To learn more about meditation’s effects on the brain, research studies are heavily focusing on mindfulness meditation because it challenges individuals to concentrate their thoughts, sensations, and emotions in the present moment. These study results are suggesting that a minimal amount of time per day for several weeks can lead to a sharper brain in attention, storing, and manipulation of information. 

Now as I reminisce about the countless hours I spent hating meditation in Elementary school, I realize that this time was more than just simply being quiet. Furthermore, I now view meditation as a form of a brain workout to sharpen cognitive thinking.
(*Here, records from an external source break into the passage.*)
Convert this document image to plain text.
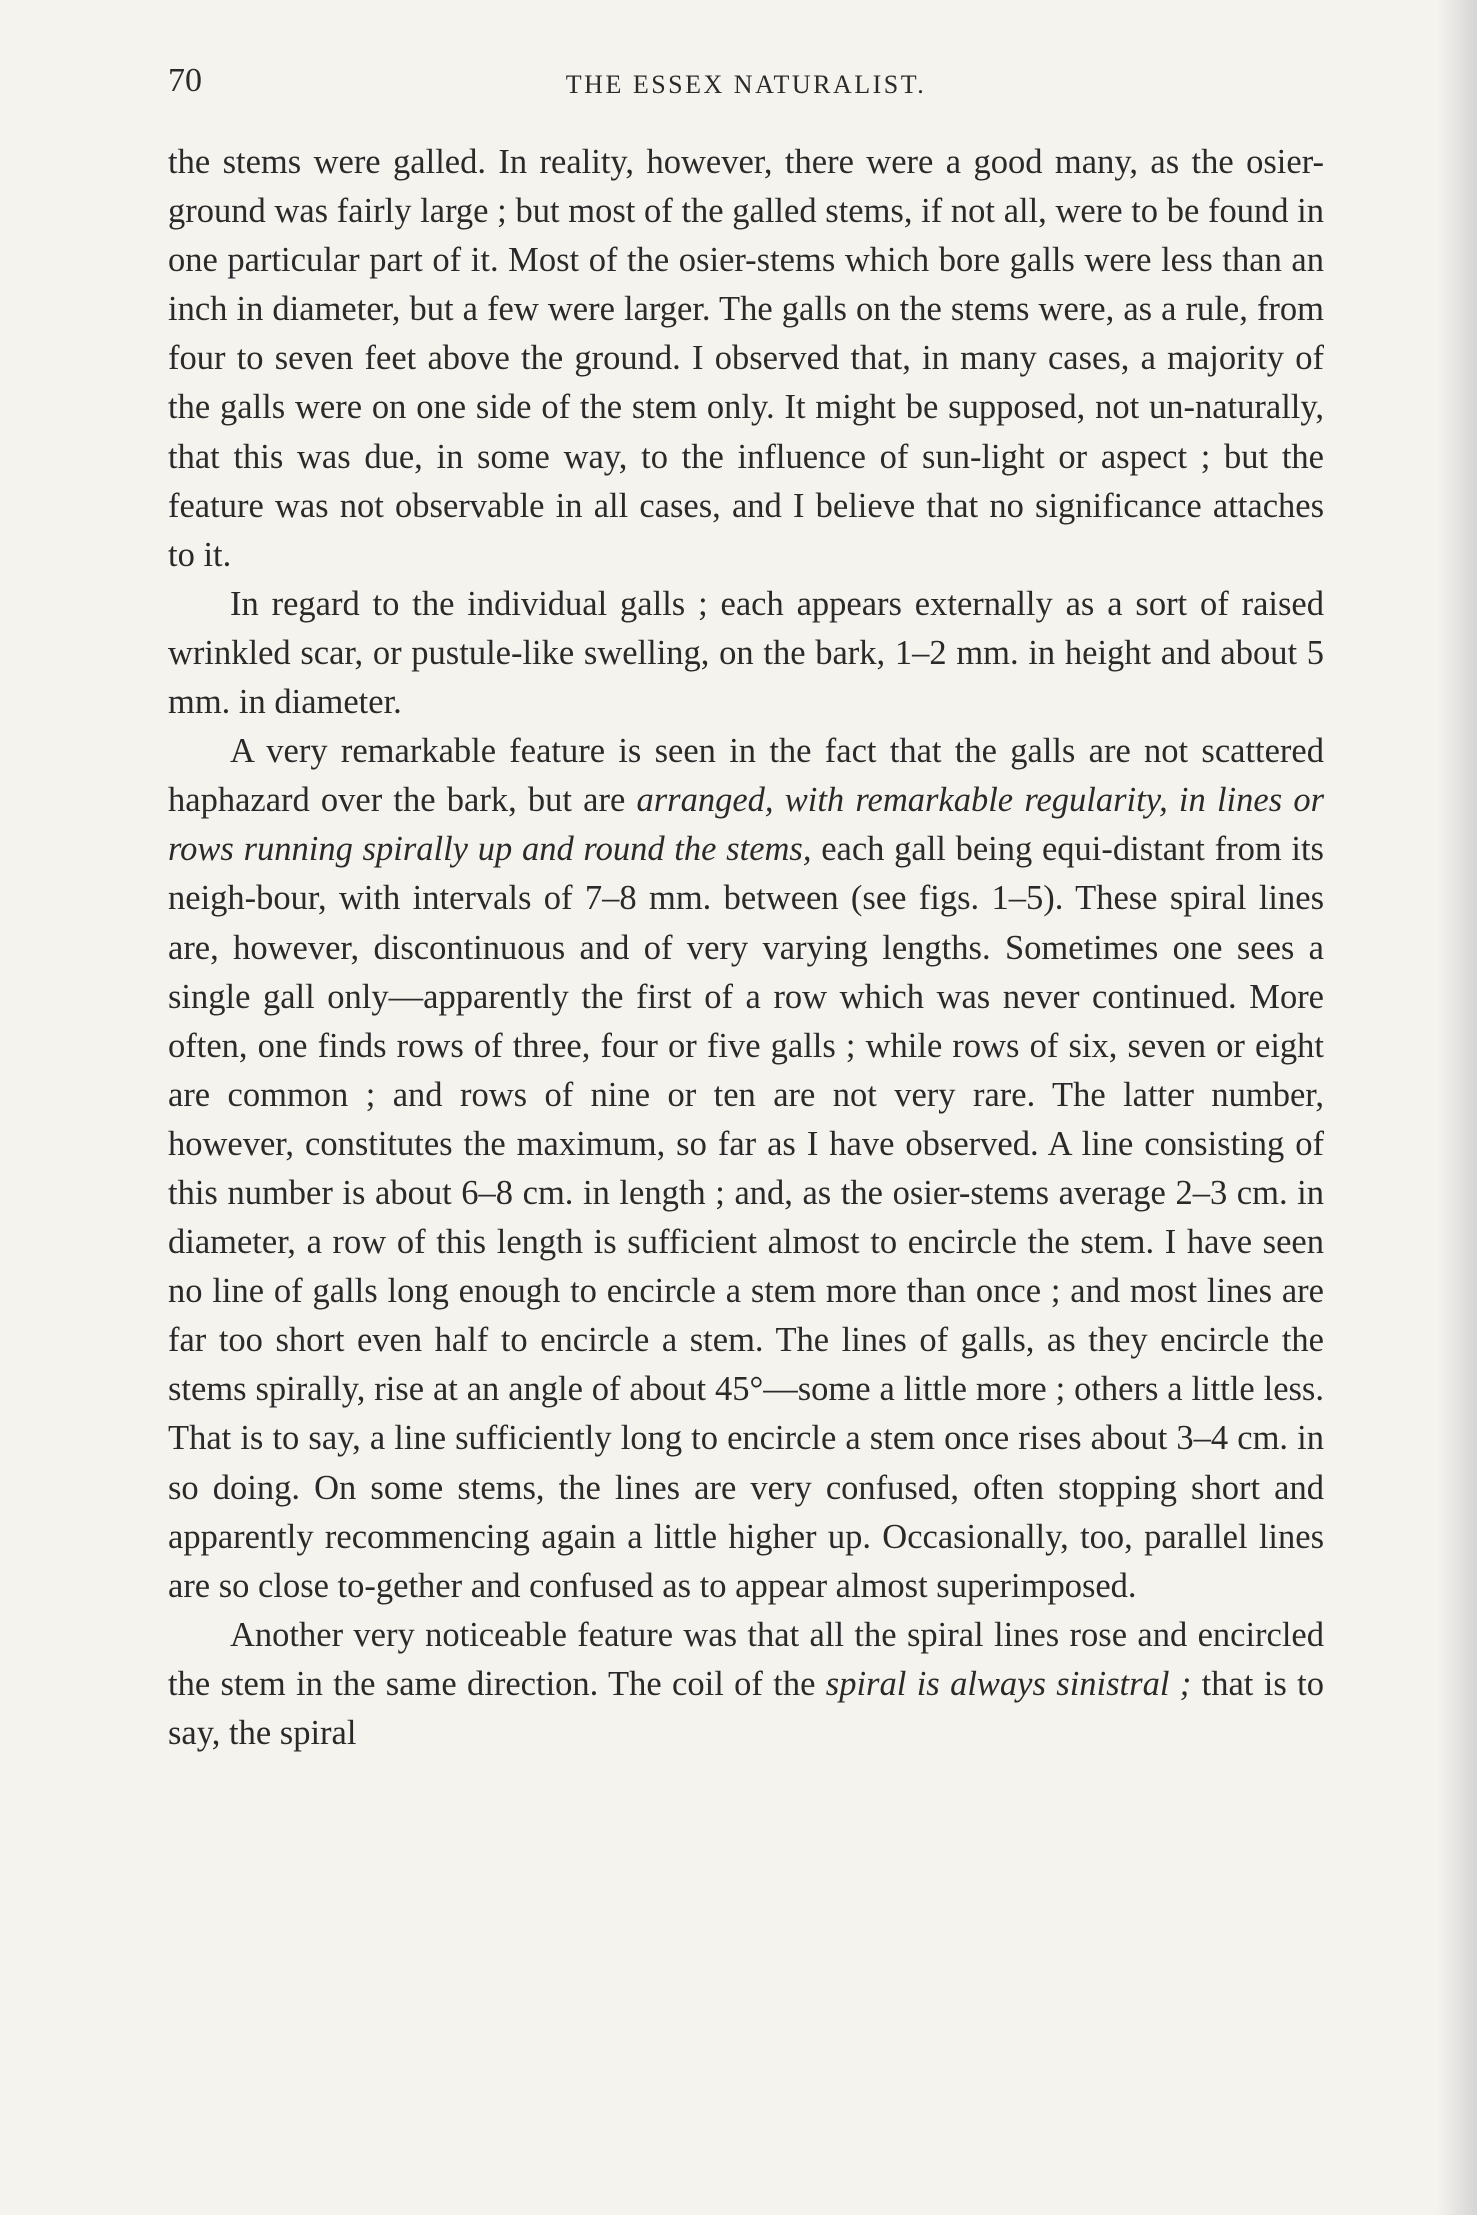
70	THE ESSEX NATURALIST.

the stems were galled. In reality, however, there were a good many, as the osier-ground was fairly large ; but most of the galled stems, if not all, were to be found in one particular part of it. Most of the osier-stems which bore galls were less than an inch in diameter, but a few were larger. The galls on the stems were, as a rule, from four to seven feet above the ground. I observed that, in many cases, a majority of the galls were on one side of the stem only. It might be supposed, not un-naturally, that this was due, in some way, to the influence of sun-light or aspect ; but the feature was not observable in all cases, and I believe that no significance attaches to it.

In regard to the individual galls ; each appears externally as a sort of raised wrinkled scar, or pustule-like swelling, on the bark, 1–2 mm. in height and about 5 mm. in diameter.

A very remarkable feature is seen in the fact that the galls are not scattered haphazard over the bark, but are arranged, with remarkable regularity, in lines or rows running spirally up and round the stems, each gall being equi-distant from its neigh-bour, with intervals of 7–8 mm. between (see figs. 1–5). These spiral lines are, however, discontinuous and of very varying lengths. Sometimes one sees a single gall only—apparently the first of a row which was never continued. More often, one finds rows of three, four or five galls ; while rows of six, seven or eight are common ; and rows of nine or ten are not very rare. The latter number, however, constitutes the maximum, so far as I have observed. A line consisting of this number is about 6–8 cm. in length ; and, as the osier-stems average 2–3 cm. in diameter, a row of this length is sufficient almost to encircle the stem. I have seen no line of galls long enough to encircle a stem more than once ; and most lines are far too short even half to encircle a stem. The lines of galls, as they encircle the stems spirally, rise at an angle of about 45°—some a little more ; others a little less. That is to say, a line sufficiently long to encircle a stem once rises about 3–4 cm. in so doing. On some stems, the lines are very confused, often stopping short and apparently recommencing again a little higher up. Occasionally, too, parallel lines are so close to-gether and confused as to appear almost superimposed.

Another very noticeable feature was that all the spiral lines rose and encircled the stem in the same direction. The coil of the spiral is always sinistral ; that is to say, the spiral
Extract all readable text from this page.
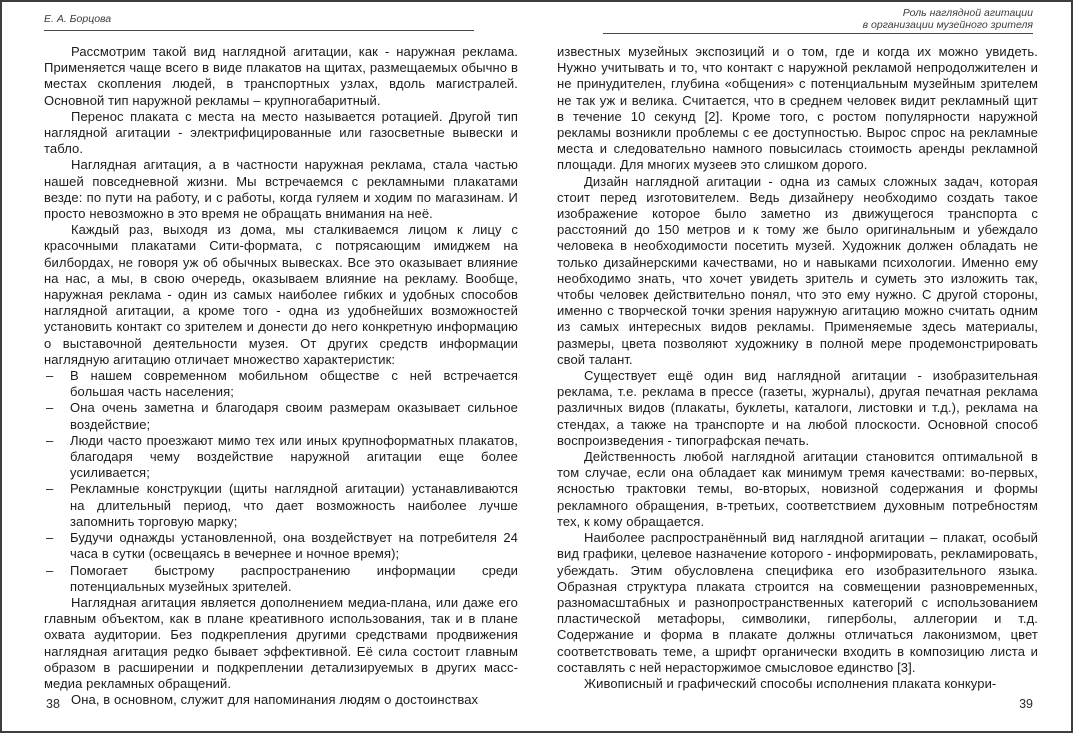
Е. А. Борцова	Роль наглядной агитации
в организации музейного зрителя
Рассмотрим такой вид наглядной агитации, как - наружная реклама. Применяется чаще всего в виде плакатов на щитах, размещаемых обычно в местах скопления людей, в транспортных узлах, вдоль магистралей. Основной тип наружной рекламы – крупногабаритный.
Перенос плаката с места на место называется ротацией. Другой тип наглядной агитации - электрифицированные или газосветные вывески и табло.
Наглядная агитация, а в частности наружная реклама, стала частью нашей повседневной жизни. Мы встречаемся с рекламными плакатами везде: по пути на работу, и с работы, когда гуляем и ходим по магазинам. И просто невозможно в это время не обращать внимания на неё.
Каждый раз, выходя из дома, мы сталкиваемся лицом к лицу с красочными плакатами Сити-формата, с потрясающим имиджем на билбордах, не говоря уж об обычных вывесках. Все это оказывает влияние на нас, а мы, в свою очередь, оказываем влияние на рекламу. Вообще, наружная реклама - один из самых наиболее гибких и удобных способов наглядной агитации, а кроме того - одна из удобнейших возможностей установить контакт со зрителем и донести до него конкретную информацию о выставочной деятельности музея. От других средств информации наглядную агитацию отличает множество характеристик:
– В нашем современном мобильном обществе с ней встречается большая часть населения;
– Она очень заметна и благодаря своим размерам оказывает сильное воздействие;
– Люди часто проезжают мимо тех или иных крупноформатных плакатов, благодаря чему воздействие наружной агитации еще более усиливается;
– Рекламные конструкции (щиты наглядной агитации) устанавливаются на длительный период, что дает возможность наиболее лучше запомнить торговую марку;
– Будучи однажды установленной, она воздействует на потребителя 24 часа в сутки (освещаясь в вечернее и ночное время);
– Помогает быстрому распространению информации среди потенциальных музейных зрителей.
Наглядная агитация является дополнением медиа-плана, или даже его главным объектом, как в плане креативного использования, так и в плане охвата аудитории. Без подкрепления другими средствами продвижения наглядная агитация редко бывает эффективной. Её сила состоит главным образом в расширении и подкреплении детализируемых в других масс-медиа рекламных обращений.
Она, в основном, служит для напоминания людям о достоинствах
известных музейных экспозиций и о том, где и когда их можно увидеть. Нужно учитывать и то, что контакт с наружной рекламой непродолжителен и не принудителен, глубина «общения» с потенциальным музейным зрителем не так уж и велика. Считается, что в среднем человек видит рекламный щит в течение 10 секунд [2]. Кроме того, с ростом популярности наружной рекламы возникли проблемы с ее доступностью. Вырос спрос на рекламные места и следовательно намного повысилась стоимость аренды рекламной площади. Для многих музеев это слишком дорого.
Дизайн наглядной агитации - одна из самых сложных задач, которая стоит перед изготовителем. Ведь дизайнеру необходимо создать такое изображение которое было заметно из движущегося транспорта с расстояний до 150 метров и к тому же было оригинальным и убеждало человека в необходимости посетить музей. Художник должен обладать не только дизайнерскими качествами, но и навыками психологии. Именно ему необходимо знать, что хочет увидеть зритель и суметь это изложить так, чтобы человек действительно понял, что это ему нужно. С другой стороны, именно с творческой точки зрения наружную агитацию можно считать одним из самых интересных видов рекламы. Применяемые здесь материалы, размеры, цвета позволяют художнику в полной мере продемонстрировать свой талант.
Существует ещё один вид наглядной агитации - изобразительная реклама, т.е. реклама в прессе (газеты, журналы), другая печатная реклама различных видов (плакаты, буклеты, каталоги, листовки и т.д.), реклама на стендах, а также на транспорте и на любой плоскости. Основной способ воспроизведения - типографская печать.
Действенность любой наглядной агитации становится оптимальной в том случае, если она обладает как минимум тремя качествами: во-первых, ясностью трактовки темы, во-вторых, новизной содержания и формы рекламного обращения, в-третьих, соответствием духовным потребностям тех, к кому обращается.
Наиболее распространённый вид наглядной агитации – плакат, особый вид графики, целевое назначение которого - информировать, рекламировать, убеждать. Этим обусловлена специфика его изобразительного языка. Образная структура плаката строится на совмещении разновременных, разномасштабных и разнопространственных категорий с использованием пластической метафоры, символики, гиперболы, аллегории и т.д. Содержание и форма в плакате должны отличаться лаконизмом, цвет соответствовать теме, а шрифт органически входить в композицию листа и составлять с ней нерасторжимое смысловое единство [3].
Живописный и графический способы исполнения плаката конкури-
38	39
I am looking forward to reading future research that will uncover the mystery behind meditation’s full effect on the brain.

Lutz, A., Slagter, H., Dunne, J., and Davidson, R. (n.d) Attention regulation and
monitoring in meditation.  Trends in Cognitive Sciences, 163-169.

Nicholson, C. (2011). Meditation correlated with structural changes in the brain.

Olson, E. (2013). Taking a closer look at how meditation improves our brains.